For the 14th year in a row, shareholders of ExxonMobil, the world's largest oil company, have soundly rejected a proposal that would have added homosexuality to the company's non-discrimination employment policy. The proposal, voted down by an overwhelming 81 percent of ExxonMobil's shareholders on May 30 read, “The Shareholders request that ExxonMobil amend its written equal employment opportunity policy to explicitly prohibit discrimination based on sexual orientation and gender identity and to substantially implement the policy.”

While the terms “sexual orientation” and “gender identity” do not appear in the company's written policy on discrimination, ExxonMobil insists its “global zero-tolerance policy” fully applies to “all forms of discrimination, including discrimination based on sexual orientation and gender identity.” The company said in a statement that harassment, “even in its most subtle forms, directly conflicts with company policy and will not be tolerated.
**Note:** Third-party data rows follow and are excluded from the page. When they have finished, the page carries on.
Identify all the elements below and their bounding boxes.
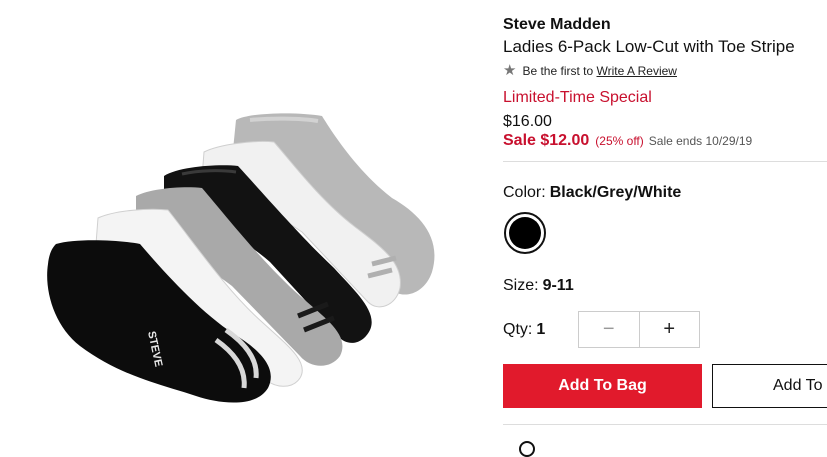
radio-icon[interactable] <box>519 441 535 457</box>
sale-price-line: Sale $12.00 (25% off) Sale ends 10/29/19 <box>503 132 752 150</box>
percent-off: (25% off) <box>595 134 644 148</box>
socks-illustration: STEVE <box>47 113 435 403</box>
color-swatch-black[interactable] <box>504 212 546 254</box>
color-label: Color: <box>503 184 546 201</box>
add-to-list-button[interactable]: Add To <box>712 364 827 408</box>
review-prefix: Be the first to <box>522 63 594 78</box>
promo-label: Limited-Time Special <box>503 89 652 106</box>
quantity-stepper: − + <box>578 311 700 348</box>
add-to-bag-button[interactable]: Add To Bag <box>503 364 702 408</box>
size-label: Size: <box>503 277 539 294</box>
size-value: 9-11 <box>542 277 574 294</box>
product-info-panel: Steve Madden Ladies 6-Pack Low-Cut with … <box>503 0 827 457</box>
swatch-dot <box>509 217 541 249</box>
star-icon: ★ <box>503 62 517 79</box>
color-selection: Color: Black/Grey/White <box>503 184 681 202</box>
shipping-option[interactable] <box>519 441 535 457</box>
color-value: Black/Grey/White <box>549 184 682 201</box>
size-selection: Size: 9-11 <box>503 277 574 295</box>
sale-ends: Sale ends 10/29/19 <box>648 134 753 148</box>
divider <box>503 161 827 162</box>
write-review-link[interactable]: Write A Review <box>597 64 677 78</box>
product-title: Ladies 6-Pack Low-Cut with Toe Stripe <box>503 37 795 56</box>
review-prompt: ★ Be the first to Write A Review <box>503 63 677 78</box>
quantity-increase-button[interactable]: + <box>638 312 700 347</box>
quantity-display: Qty: 1 <box>503 321 545 339</box>
original-price: $16.00 <box>503 113 552 130</box>
sale-price: Sale $12.00 <box>503 132 590 149</box>
quantity-decrease-button[interactable]: − <box>579 312 639 347</box>
product-brand[interactable]: Steve Madden <box>503 16 611 34</box>
product-image: STEVE <box>0 0 480 450</box>
quantity-value: 1 <box>536 321 546 338</box>
quantity-label: Qty: <box>503 321 533 338</box>
divider <box>503 424 827 425</box>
All employees are subject to disciplinary action, including termination, for any act of harassment.”

In a proxy statement before the vote, ExxonMobil's board of directors encouraged the shareholders to reject the proposal, which would have added anti-discrimination language specific to lesbian, gay, bisexual, and transgender (LGBT) individuals. “The Board has reviewed in detail ExxonMobil’s existing global policies that prohibit all forms of discrimination, including those based on sexual orientation and gender identity, in any Company workplace, anywhere in the world,” the statement read. “In fact, ExxonMobil’s policies go beyond the law and prohibit any form of discrimination. Based on these existing all-inclusive, zero-tolerance policies, the Board believes the proposal is unnecessary.”

Tim Wildmon of the American Family Association said that had the shareholders approved the proposal, “the company would have been forced to begin promoting and providing 'acceptance' training of homosexuality to all employees, even if they had religious objections.”